Language-Based AI Agent Interaction with Children

KEYNOTE TALKS

Prof. Khiet P. Truong
University of Twente,
Enschede, Netherlands
Human Media Interaction Group

Towards spoken conversational interaction technology
In this presentation, I will highlight some of the research we are carrying out at Human Media Interaction, University of Twente. Talking to embodied agents, such as robots or virtual agents, can be beneficial for several reasons, ranging from being able to multitask hands-free, to expressing oneself in a less restricted manner in the context of storytelling or information search. Creating these spoken interactions with embodied agents requires not only automatic speech recognition technology but also knowledge about paralinguistics, conversational interaction, and human-computer interaction as well. I will present several examples of our research in which speech technology and knowledge from speech communication research drive our investigations into spoken interactions with embodied agents.

Biography
Khiet Truong is an associate professor at the Human Media Interaction group at University of Twente and her research interests lie investigating spoken (conversational) interaction in human-human and human-agent communications. In particular, she is interested in paralinguistic aspects that are indicative of speaker characteristics and conversation dynamics among speakers for application domains such as human-robot interaction, multimedia retrieval, and digital health. Currently, she is an Associate Editor for IEEE Transactions on Affective Computing, an Editorial Member of Computer Speech and Language, Area Chair for Interspeech 2023, and General Co-Chair for Interspeech 2025. She has also reviewed and chaired numerous positions for conferences such as Interspeech, ACM ICMI, IEEE ACII, ACM/IEEE HRI and IEEE ICASSP.

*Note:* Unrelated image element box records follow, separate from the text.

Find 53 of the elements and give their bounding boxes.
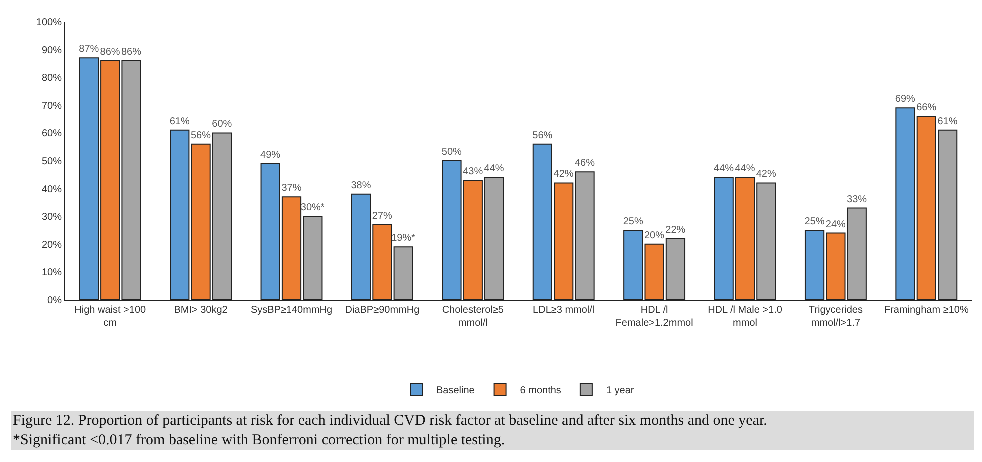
x-tick-label: Framingham ≥10% xyxy=(884,305,969,316)
y-tick-label: 50% xyxy=(42,156,62,168)
data-label: 50% xyxy=(442,147,462,158)
y-tick-label: 10% xyxy=(42,268,62,279)
x-tick-label: LDL≥3 mmol/l xyxy=(533,305,595,316)
y-tick-label: 90% xyxy=(42,45,62,56)
x-tick-label: DiaBP≥90mmHg xyxy=(345,305,420,316)
x-tick-label: SysBP≥140mmHg xyxy=(250,305,333,316)
x-tick-label: BMI> 30kg2 xyxy=(174,305,228,316)
legend-label: 6 months xyxy=(520,385,562,396)
legend-label: Baseline xyxy=(436,385,476,396)
data-label: 22% xyxy=(666,224,686,236)
data-label: 42% xyxy=(554,169,574,180)
y-tick-label: 20% xyxy=(42,240,62,251)
data-label: 43% xyxy=(463,166,484,178)
data-label: 87% xyxy=(79,44,100,56)
data-label: 69% xyxy=(895,94,916,106)
data-label: 86% xyxy=(100,46,120,58)
data-label: 44% xyxy=(714,164,734,175)
y-tick-label: 0% xyxy=(48,296,62,306)
data-label: 56% xyxy=(532,130,553,142)
data-label: 49% xyxy=(260,150,281,161)
data-label: 37% xyxy=(282,183,302,194)
data-label: 60% xyxy=(212,119,232,130)
data-label: 27% xyxy=(372,210,393,222)
y-tick-label: 100% xyxy=(36,18,62,28)
data-label: 33% xyxy=(847,194,868,206)
data-label: 44% xyxy=(735,164,756,175)
y-tick-label: 40% xyxy=(42,184,62,196)
x-tick-label: Cholesterol≥5 mmol/l xyxy=(442,305,504,329)
data-label: 44% xyxy=(484,164,504,175)
caption: Figure 12. Proportion of participants at risk for each individual CVD risk factor at baseline and after six months and one year. *Significant <0.017 from baseline with Bonferroni correction for multiple testing. xyxy=(13,413,768,448)
x-tick-label: HDL /l Female>1.2mmol xyxy=(616,305,694,329)
y-tick-label: 70% xyxy=(42,100,62,112)
data-label: 61% xyxy=(170,116,190,128)
y-tick-label: 80% xyxy=(42,73,62,84)
data-label: 25% xyxy=(804,216,825,228)
data-label: 61% xyxy=(938,116,958,128)
data-label: 38% xyxy=(351,180,372,192)
data-label: 66% xyxy=(916,102,937,114)
x-tick-label: HDL /l Male >1.0 mmol xyxy=(708,305,783,329)
x-tick-label: Trigycerides mmol/l>1.7 xyxy=(808,305,863,329)
y-tick-label: 60% xyxy=(42,128,62,140)
data-label: 86% xyxy=(121,46,142,58)
x-tick-label: High waist >100 cm xyxy=(74,305,146,329)
y-tick-label: 30% xyxy=(42,212,62,224)
data-label: 24% xyxy=(826,219,846,230)
data-label: 46% xyxy=(574,158,596,170)
data-label: 25% xyxy=(623,216,644,228)
data-label: 42% xyxy=(756,169,776,180)
legend-label: 1 year xyxy=(606,385,635,396)
data-label: 56% xyxy=(190,130,212,142)
data-label: 20% xyxy=(644,230,665,242)
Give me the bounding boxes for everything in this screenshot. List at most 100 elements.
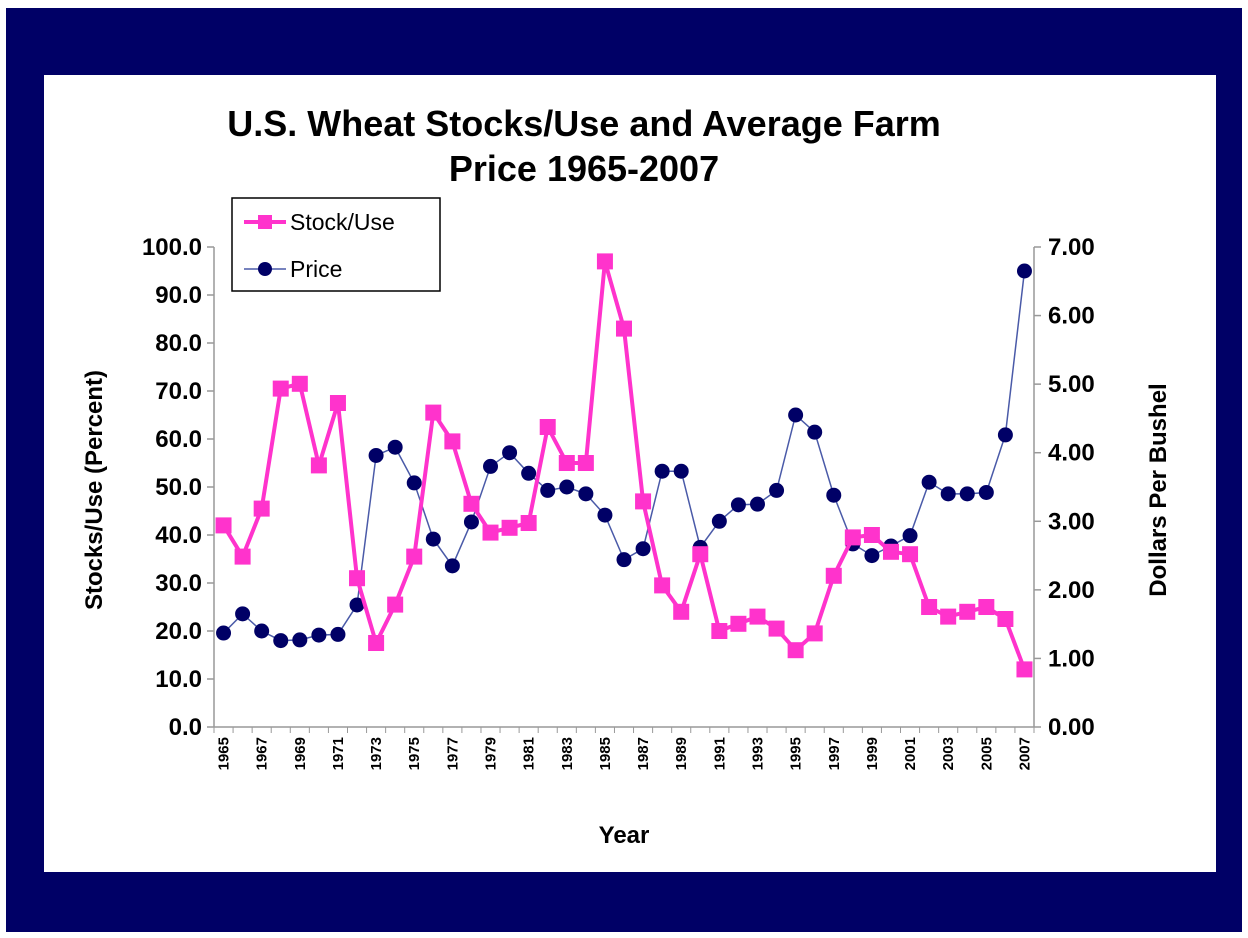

Prof. Shrikanth S. Narayanan
University of Southern California,
Los Angeles, CA
Signal Analysis and Interpretation Laboratory

Child-centered Multimodal Machine Intelligence
Converging technological advances in sensing, machine learning and computing offer tremendous opportunities for continuous contextually rich yet unobtrusive multimodal, spatiotemporal characterization of a child’s behavior, communication and interaction, across stages of development. This in turn promises novel possibilities for understanding and supporting various aspects of child-inclusive interaction applications from health and well-being to learning and entertainment. Recent approaches that have leveraged judicious use of both data and knowledge have yielded significant advances in this regard, for example in deriving rich, context-aware information from multimodal biobehavioral signal sources including human speech, language, and videos of behavior as well as physiological information. This talk will focus on some of the advances, opportunities and challenges in gathering such data and creating algorithms for machine processing of such cues in a child centric setting. It will highlight some of our ongoing efforts including drawing examples from the domain of Autism Spectrum Disorder.

Biography
Shrikanth (Shri) Narayanan is University Professor and Niki & C. L. Max Nikias Chair in Engineering at the University of Southern California, where he is Professor of Electrical & Computer Engineering, Computer Science, Linguistics, Psychology, Neuroscience, Pediatrics, and Otolaryngology—Head & Neck Surgery, Director of the Ming Hsieh Institute and Research Director of the Information Sciences Institute. Prior to USC he was with AT&T Bell Labs and AT&T Research. His research focuses on human-centered information processing and communication technologies. He is a Guggenheim Fellow, member of the European Academy of Sciences and Arts, and a Fellow of the National Academy of Inventors, the Acoustical Society of America, IEEE, ISCA, the American Association for the Advancement of Science (AAAS), the Association for Psychological Science, the Association for the Advancement of Affective Computing (AAAC) and the American Institute for Medical and Biological Engineering (AIMBE). He is a recipient of several honors including the 2015 Engineers Council’s Distinguished Educator Award, a Mellon award for mentoring excellence, the 2005 and 2009 Best Journal Paper awards from the IEEE Signal Processing Society and serving as its Distinguished Lecturer for 2010-11, a 2018 ISCA CSL Best Journal Paper award, and serving as an ISCA Distinguished Lecturer for 2015-16, Willard R. Zemlin Memorial Lecturer for ASHA in 2017, and the Ten Year Technical Impact Award in 2014 and the Sustained Accomplishment Award in 2020 from ACM ICMI. His research and inventions have led to technology commercialization including through startups he co-founded: Behavioral Signals Technologies focused on the telecommunication services and AI based conversational assistance industry and Lyssn focused on mental health care delivery, treatment and quality assurance.